Caution: Scenery- and work-project-heavy post ahead.
Thursday was the last day of work for the SCC crew – a short amount of time for a big – steep – job.
The day started with some clouds, cleared to sunshine, then returned to clouds. (More) Rain started Thursday night. (Have we been blessed by rain the last couple of weeks or what?!) So the crew had good conditions for their final day of work on Spring Creek Basin’s southeastern boundary fence.
Let’s start with a scenic overview. There we were, on the basin’s far southeastern boundary looking southwestish over the basin’s “last” drainage toward Disappointment Road, the cottonwoods along Disappointment Creek and to more pinon-juniper covered BLM land beyond the basin to San Juan National Forest Service land to the horizon. Note the two groups, both working on H-braces on the near ridge – aka “the steep hill.” If you click to make the photo larger, you may be able to see the silver fence at the left; that’s the part of the fence that the crew already had rebuilt. It runs into the fence rebuilt by Mizzou students (we left a section for the students to work on in the spring).
Next, let’s take a look at the sad old fence that serves as an example of what the Mizzou students and the SCC crew have rebuilt and are rebuilding. We figure that fence has been around for 40 or more years.
Toby and Zoe tighten another wire strand to a corner H-brace. Their rebuilt fence comes in from straight ahead, up from the arroyo shown in the previous post; the steep hill starts steps to the left.

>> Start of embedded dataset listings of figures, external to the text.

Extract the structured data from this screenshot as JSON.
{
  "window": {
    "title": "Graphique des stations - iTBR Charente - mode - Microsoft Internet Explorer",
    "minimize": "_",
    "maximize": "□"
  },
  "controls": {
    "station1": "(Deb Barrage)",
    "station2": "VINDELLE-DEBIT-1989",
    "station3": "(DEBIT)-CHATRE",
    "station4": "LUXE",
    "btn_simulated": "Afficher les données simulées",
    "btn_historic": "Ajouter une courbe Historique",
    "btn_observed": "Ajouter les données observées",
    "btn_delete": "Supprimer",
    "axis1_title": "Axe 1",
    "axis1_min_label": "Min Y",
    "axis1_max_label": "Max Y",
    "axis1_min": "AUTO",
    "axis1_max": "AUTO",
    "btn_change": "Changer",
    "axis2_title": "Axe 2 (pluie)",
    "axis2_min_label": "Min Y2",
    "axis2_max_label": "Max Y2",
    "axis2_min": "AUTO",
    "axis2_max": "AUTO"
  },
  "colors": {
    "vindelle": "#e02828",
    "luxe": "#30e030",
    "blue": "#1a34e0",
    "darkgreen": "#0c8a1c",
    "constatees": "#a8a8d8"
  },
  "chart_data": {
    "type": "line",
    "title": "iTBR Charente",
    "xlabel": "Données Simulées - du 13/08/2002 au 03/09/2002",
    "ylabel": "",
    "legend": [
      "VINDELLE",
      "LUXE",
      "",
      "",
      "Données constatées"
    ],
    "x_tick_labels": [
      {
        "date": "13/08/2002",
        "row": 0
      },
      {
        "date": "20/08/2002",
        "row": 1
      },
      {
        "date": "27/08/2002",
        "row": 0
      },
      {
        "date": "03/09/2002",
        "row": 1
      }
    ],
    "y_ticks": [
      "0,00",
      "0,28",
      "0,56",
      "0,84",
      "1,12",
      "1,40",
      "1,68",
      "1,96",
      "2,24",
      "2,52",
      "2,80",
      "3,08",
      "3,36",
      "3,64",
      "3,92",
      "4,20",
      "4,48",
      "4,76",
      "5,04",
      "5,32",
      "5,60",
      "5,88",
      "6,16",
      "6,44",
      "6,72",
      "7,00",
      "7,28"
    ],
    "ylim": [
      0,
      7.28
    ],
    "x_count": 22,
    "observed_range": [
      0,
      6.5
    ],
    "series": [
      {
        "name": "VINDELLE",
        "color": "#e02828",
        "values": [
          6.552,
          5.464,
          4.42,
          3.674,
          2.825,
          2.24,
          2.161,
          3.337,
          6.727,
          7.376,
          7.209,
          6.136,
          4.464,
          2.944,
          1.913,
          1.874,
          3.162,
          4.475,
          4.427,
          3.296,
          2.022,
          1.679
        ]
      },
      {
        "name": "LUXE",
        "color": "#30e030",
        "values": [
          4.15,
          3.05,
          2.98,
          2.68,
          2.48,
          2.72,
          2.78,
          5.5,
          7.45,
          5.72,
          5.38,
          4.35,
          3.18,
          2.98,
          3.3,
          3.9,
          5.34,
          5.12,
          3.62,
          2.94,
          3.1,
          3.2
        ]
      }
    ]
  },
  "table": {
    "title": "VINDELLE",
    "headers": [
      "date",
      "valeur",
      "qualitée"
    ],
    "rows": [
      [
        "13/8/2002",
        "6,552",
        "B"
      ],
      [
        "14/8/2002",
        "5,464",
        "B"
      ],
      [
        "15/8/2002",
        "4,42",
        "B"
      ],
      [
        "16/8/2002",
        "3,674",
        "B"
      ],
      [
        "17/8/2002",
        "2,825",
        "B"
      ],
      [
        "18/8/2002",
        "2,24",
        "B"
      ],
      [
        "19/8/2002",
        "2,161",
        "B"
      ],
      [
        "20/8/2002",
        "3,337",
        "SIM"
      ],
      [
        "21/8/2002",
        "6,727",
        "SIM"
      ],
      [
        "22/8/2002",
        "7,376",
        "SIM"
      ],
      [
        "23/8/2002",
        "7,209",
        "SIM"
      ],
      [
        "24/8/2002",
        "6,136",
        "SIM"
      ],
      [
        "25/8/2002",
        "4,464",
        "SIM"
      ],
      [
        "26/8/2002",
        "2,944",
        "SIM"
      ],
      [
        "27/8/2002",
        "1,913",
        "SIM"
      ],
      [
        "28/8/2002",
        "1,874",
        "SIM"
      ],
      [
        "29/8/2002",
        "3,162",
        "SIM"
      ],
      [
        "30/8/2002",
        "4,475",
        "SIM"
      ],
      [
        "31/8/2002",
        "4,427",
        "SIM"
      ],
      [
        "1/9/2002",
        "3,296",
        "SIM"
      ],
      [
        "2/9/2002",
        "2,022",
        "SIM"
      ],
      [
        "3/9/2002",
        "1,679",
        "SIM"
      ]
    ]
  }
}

Meanwhile, up the steep hill (hey, it really IS steep), Aaron and Eric dug holes for another H-brace. If you look closely, you can see the H-brace Toby and Zoe were working on below the hill at right.
Photographic proof of the steepness (in a two-dimensional photo, it’s hard to convey just how steep this hill is): Sarah carries a post up the hill to the site of the next H-brace.
This photo does double duty: Partners Eric and Aaron measure the setting of an H-brace post with the cross post, AND you get another dose of scenery.
Toby and Sarah stand ready as Abby uses the post-hole digger to dig yet another hole for yet another H-brace on their journey to the top of the steep hill. Eric and Aaron in the photos above are below on the hill. The scenery here is part of McKenna Peak Wilderness Study Area – which overlaps into Spring Creek Basin Herd Management Area; in this view, it’s all wilderness study area.
Another view of the same H-brace site, this time with BLM range tech Justin Hunt helping to dig the second post hole. How steep is the hill? The H-brace Eric and Aaron are working on is 100 yards or less below this site – and completely out of view of this little knob in the hill.
From the side, here’s a view of Eric’s and Aaron’s H-brace. Abby and group are up the hill to the right. In the very first photo in this post, you can see both groups. Their rebuilt fence as it crosses the arroyo is very visible in this photo.
Another gratuitous scenery shot – ain’t it grand?
Returning to Eric’s and Aaron’s H-brace, now they have help from Sarah and co-crew leader Dillon to mark the first cross post. We had some debate about the levelness of these cross posts because the ground is so steep. Keeping the cross pieces strictly level would have had the post normal height on the downhill side of the brace but only about mid-thigh high on the uphill side! So crew members mirrored the slope a bit and cut their notches to reflect the angles of the posts’ ends.
It’s easy to ramble on about the partnerships we enjoy for the benefit of the basin’s mustangs, but here it is in living color: Dillon lends weight to Eric’s drill while he drills a hole in the H-brace into which he’ll later pound a spike. Ain’t it grand?! 🙂 Wrapping wires to create the “X” to further bind the brace posts together are Aaron and Sarah.
Sarah chips out the notch that will hold the cross posts even steadier in the vertical H-brace posts.
In case the steepness of “the steep hill” hasn’t been mentioned or illustrated clearly, these next photos should do the trick:
Co-crew leader Sarah carries an H-brace post up the steep hill. She’s passing the first H-brace, and she’ll pass the next H-brace before getting to her destination – and they had at least one more H-brace to build after that. Still all-smiles on Day 4!
Justin follows Sarah on the way to the second H-brace up the steep hill, where Dillon is making cuts to start the notching process.
And here’s Zoe carrying another post from basically the base of the steep hill (scroll back up to the beginning of this post and the H-brace where she and Toby were tightening a strand of wire).
From the bottom looking up.
And from down toward the arroyo looking up at the steep hill. Um, wowowow?! The wilderness study area’s namesake McKenna Peak shows its point at far right.
Sarah, Dillon, Eric, Aaron, Sarah, Zoe, Abby and Toby, we thank you, thank you, thank you for your service on behalf of our mustangs! We hope your last hitch of the season was your best. Thankfully, you saw some mustangs along the way between camp site and work site, and if you can, please come back soon to see more of the mustangs protected and kept safe by your work!